Having worked in the profession for the last 25 years, it does beg a couple of questions:
- Why am I still employed?
- Are the people that employ me, therefore, entirely stupid?
Last week, the BBC ran an interview with CEO of Octopus Energy, Greg Jackson entitled, “My billion pound company has no HR department”. I’ve got a lot of respect for Octopus Energy, from what I’ve seen they’ve got a great culture, and whilst I don’t know Greg, every CEO is entitled to run their organisation in the way that they think best delivers their outcomes. I do, however, take issue with the sloppy reporting from the BBC that was clearly more about driving clicks than any sort of quality journalism. Unsurprisingly, this was then picked up by the Daily Mail and you only have to read the comments to get the general sense – interestingly whilst he said that he didn’t have an HR or IT department, you can see which one is used for both headlines and gets the kicking.
Now whilst I’m the first person to point the finger at bad and sloppy HR practice (you can read the last ten years of writing if you don’t believe me) I like to think we should base our arguments on data and evidence rather than silly, pointless articles which are far from the levels of journalistic quality we’d expect from the license fee. A quick search through Linkedin shows that there are “HR” people in Octopus Energy, they are currently advertising for someone to join their Learning and Development team and Octopus Group, the overall holding company has a Head of People. They’ve also recently clarified that they do have learning and development and recruiters (and presumably payroll and reward) but just no “HR Department”. Although that does beg the question what HR is, if it isn’t recruiting, training and rewarding people?
In essence, the discussion is about how much HR responsibility is devolved to the line and how much of it is centralised – which in experience works very differently for different companies, sectors and industries. And Octopus Energy look like they’ve found a balance that works for them – which is brilliant. It probably wouldn’t work for every other company and, who knows, it may not even work for them in the longer term. But that is all it is, one CEO explaining how he runs a specific company – yet the coverage (and many idiot commentators) seem to want to make it into a larger debate.
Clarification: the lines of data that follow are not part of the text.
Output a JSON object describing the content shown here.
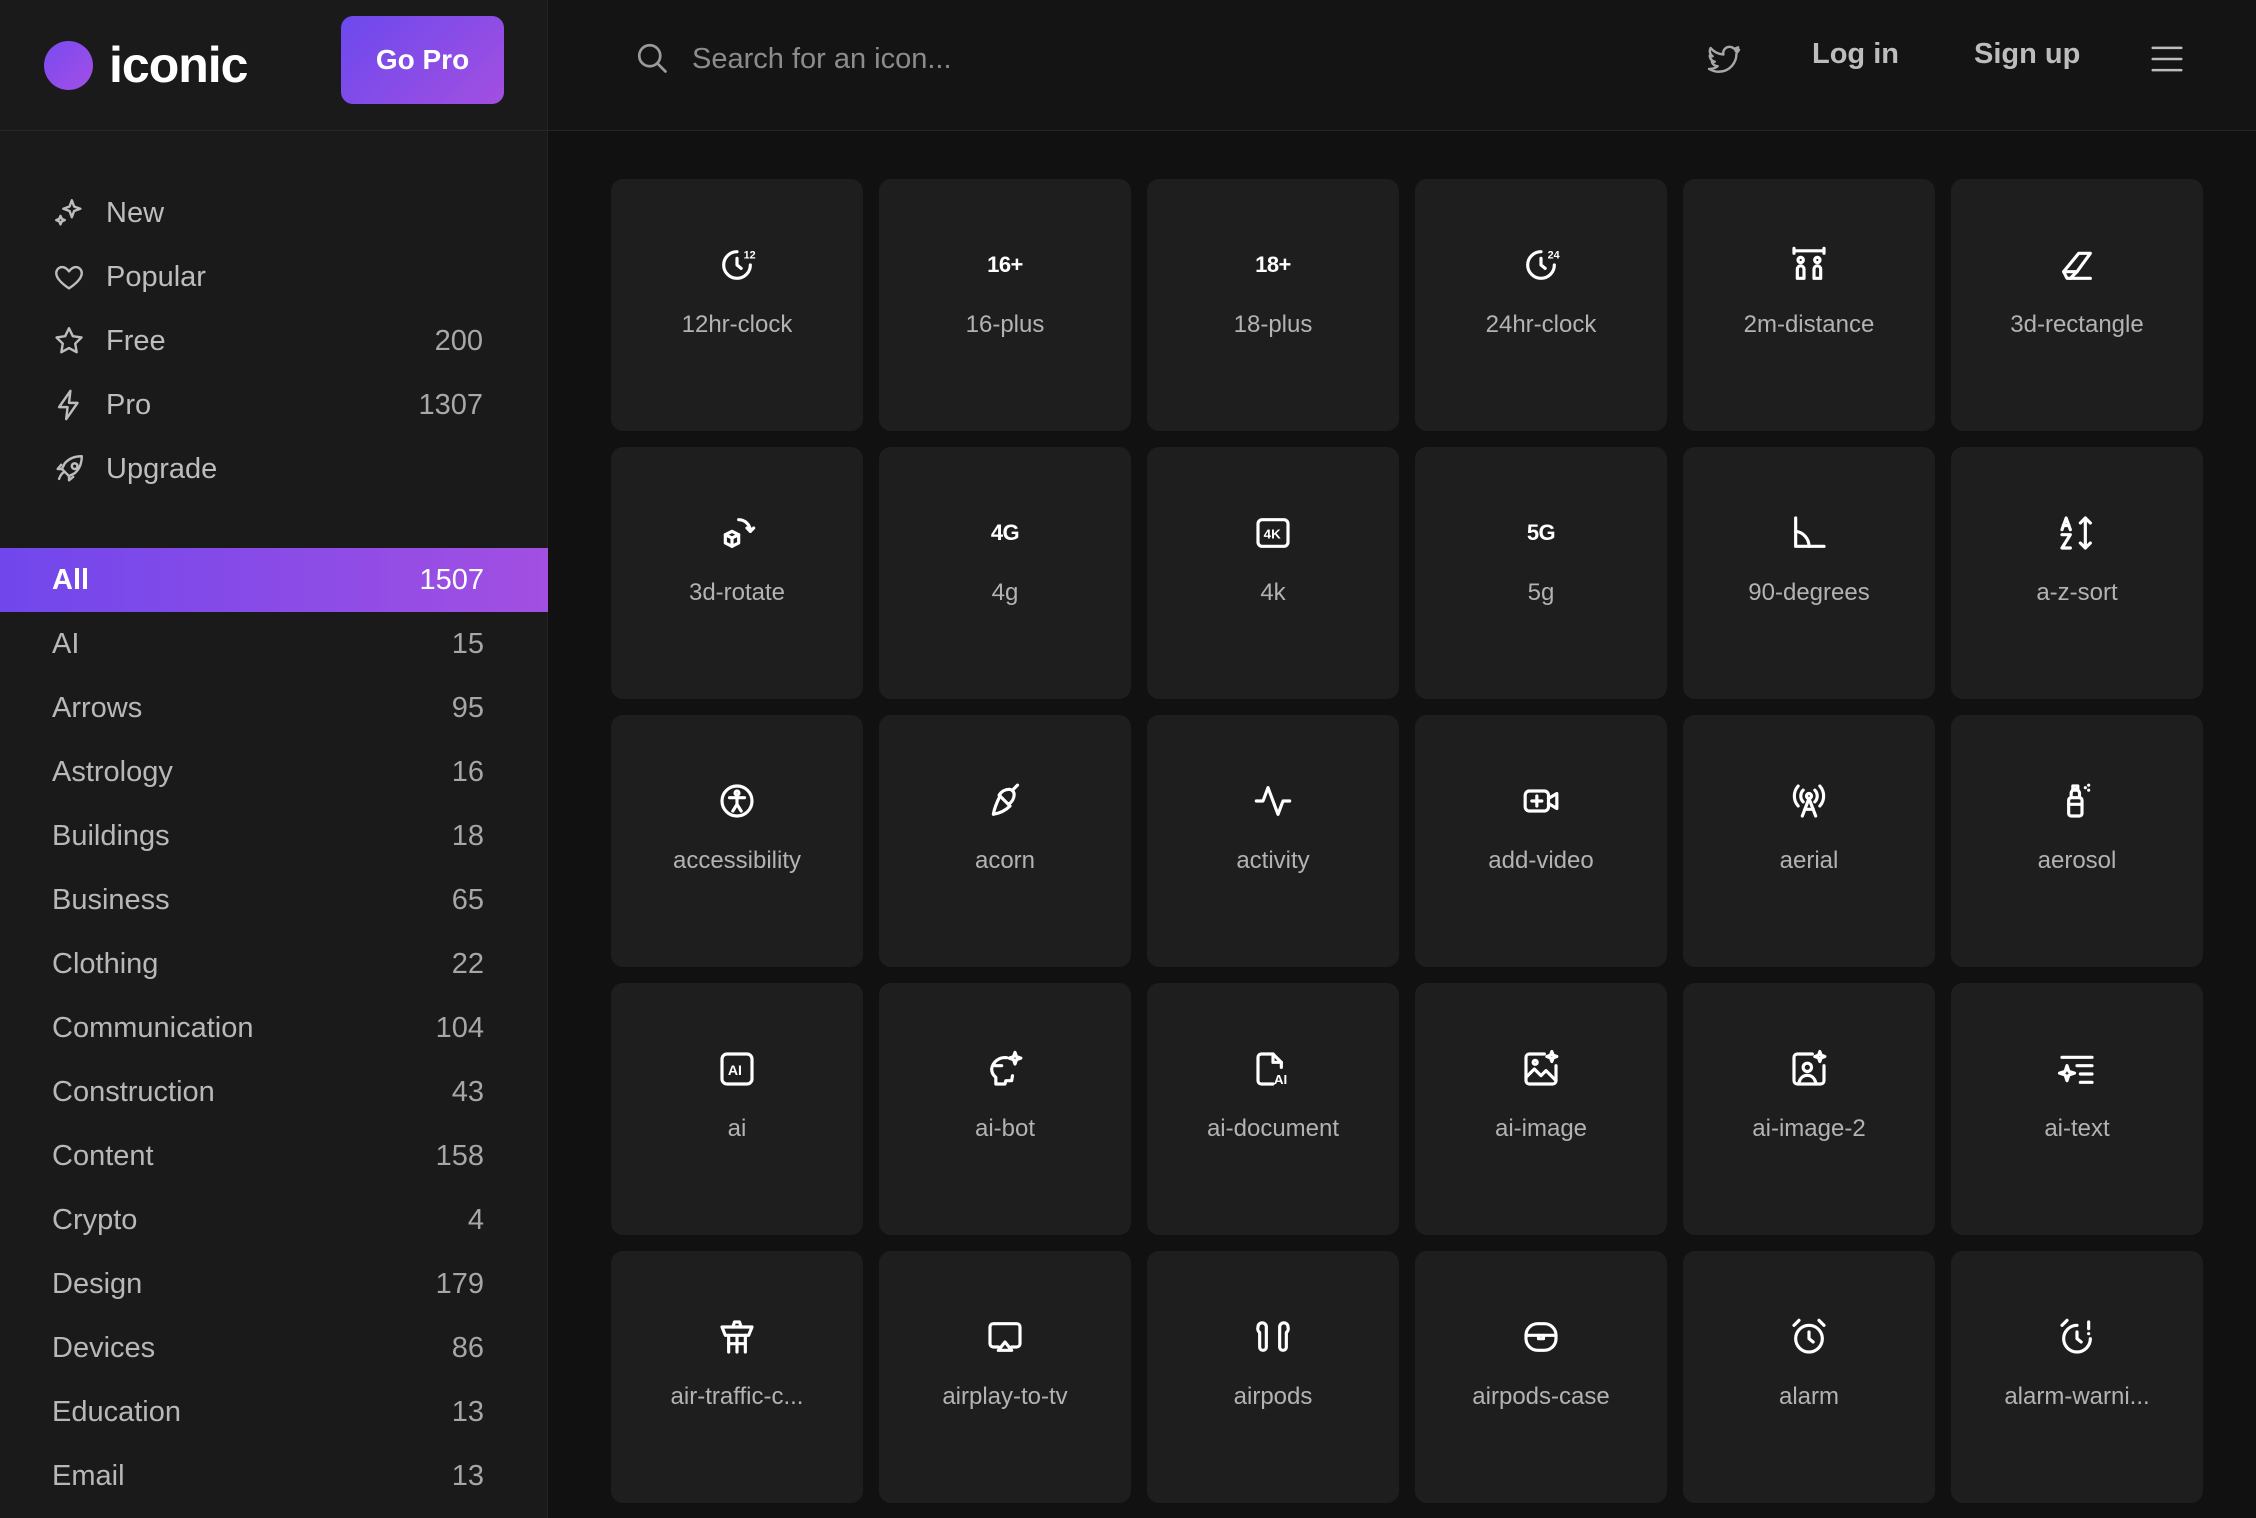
{
  "brand": {
    "name": "iconic",
    "cta": "Go Pro"
  },
  "header": {
    "search_placeholder": "Search for an icon...",
    "login": "Log in",
    "signup": "Sign up"
  },
  "quick": [
    {
      "label": "New",
      "count": "",
      "icon": "sparkles-icon"
    },
    {
      "label": "Popular",
      "count": "",
      "icon": "heart-icon"
    },
    {
      "label": "Free",
      "count": "200",
      "icon": "star-icon"
    },
    {
      "label": "Pro",
      "count": "1307",
      "icon": "lightning-icon"
    },
    {
      "label": "Upgrade",
      "count": "",
      "icon": "rocket-icon"
    }
  ],
  "categories": [
    {
      "label": "All",
      "count": "1507",
      "active": true
    },
    {
      "label": "AI",
      "count": "15"
    },
    {
      "label": "Arrows",
      "count": "95"
    },
    {
      "label": "Astrology",
      "count": "16"
    },
    {
      "label": "Buildings",
      "count": "18"
    },
    {
      "label": "Business",
      "count": "65"
    },
    {
      "label": "Clothing",
      "count": "22"
    },
    {
      "label": "Communication",
      "count": "104"
    },
    {
      "label": "Construction",
      "count": "43"
    },
    {
      "label": "Content",
      "count": "158"
    },
    {
      "label": "Crypto",
      "count": "4"
    },
    {
      "label": "Design",
      "count": "179"
    },
    {
      "label": "Devices",
      "count": "86"
    },
    {
      "label": "Education",
      "count": "13"
    },
    {
      "label": "Email",
      "count": "13"
    }
  ],
  "icons": [
    {
      "label": "12hr-clock",
      "glyph": "clock-12"
    },
    {
      "label": "16-plus",
      "glyph": "text",
      "text": "16+"
    },
    {
      "label": "18-plus",
      "glyph": "text",
      "text": "18+"
    },
    {
      "label": "24hr-clock",
      "glyph": "clock-24"
    },
    {
      "label": "2m-distance",
      "glyph": "distance"
    },
    {
      "label": "3d-rectangle",
      "glyph": "eraser"
    },
    {
      "label": "3d-rotate",
      "glyph": "cube-rotate"
    },
    {
      "label": "4g",
      "glyph": "text",
      "text": "4G"
    },
    {
      "label": "4k",
      "glyph": "box-4k",
      "text": "4K"
    },
    {
      "label": "5g",
      "glyph": "text",
      "text": "5G"
    },
    {
      "label": "90-degrees",
      "glyph": "angle"
    },
    {
      "label": "a-z-sort",
      "glyph": "az-sort"
    },
    {
      "label": "accessibility",
      "glyph": "accessibility"
    },
    {
      "label": "acorn",
      "glyph": "acorn"
    },
    {
      "label": "activity",
      "glyph": "activity"
    },
    {
      "label": "add-video",
      "glyph": "video"
    },
    {
      "label": "aerial",
      "glyph": "aerial"
    },
    {
      "label": "aerosol",
      "glyph": "aerosol"
    },
    {
      "label": "ai",
      "glyph": "ai-box",
      "text": "AI"
    },
    {
      "label": "ai-bot",
      "glyph": "ai-bot"
    },
    {
      "label": "ai-document",
      "glyph": "ai-document"
    },
    {
      "label": "ai-image",
      "glyph": "ai-image"
    },
    {
      "label": "ai-image-2",
      "glyph": "ai-image-2"
    },
    {
      "label": "ai-text",
      "glyph": "ai-text"
    },
    {
      "label": "air-traffic-c...",
      "glyph": "tower"
    },
    {
      "label": "airplay-to-tv",
      "glyph": "airplay"
    },
    {
      "label": "airpods",
      "glyph": "airpods"
    },
    {
      "label": "airpods-case",
      "glyph": "airpods-case"
    },
    {
      "label": "alarm",
      "glyph": "alarm"
    },
    {
      "label": "alarm-warni...",
      "glyph": "alarm-warning"
    }
  ]
}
Why does it matter? It doesn’t really. It is silly and nonsensical to try to extrapolate. Most will shake their heads at another pointless article and go back to their day job figuring out what works best for their organisation and how to improve performance through people. But in a year when people in the profession, across industry have been thrown into more emotion, complexity, challenge and difficulty, where the profession has had to stand up and lead more than ever. Well, some people will feel this is an unnecessary and untimely kick in the teeth from people with too much time on their hands and who’ve never walked in their shoes. And to be honest, in the context, I’d forgive them for thinking this way.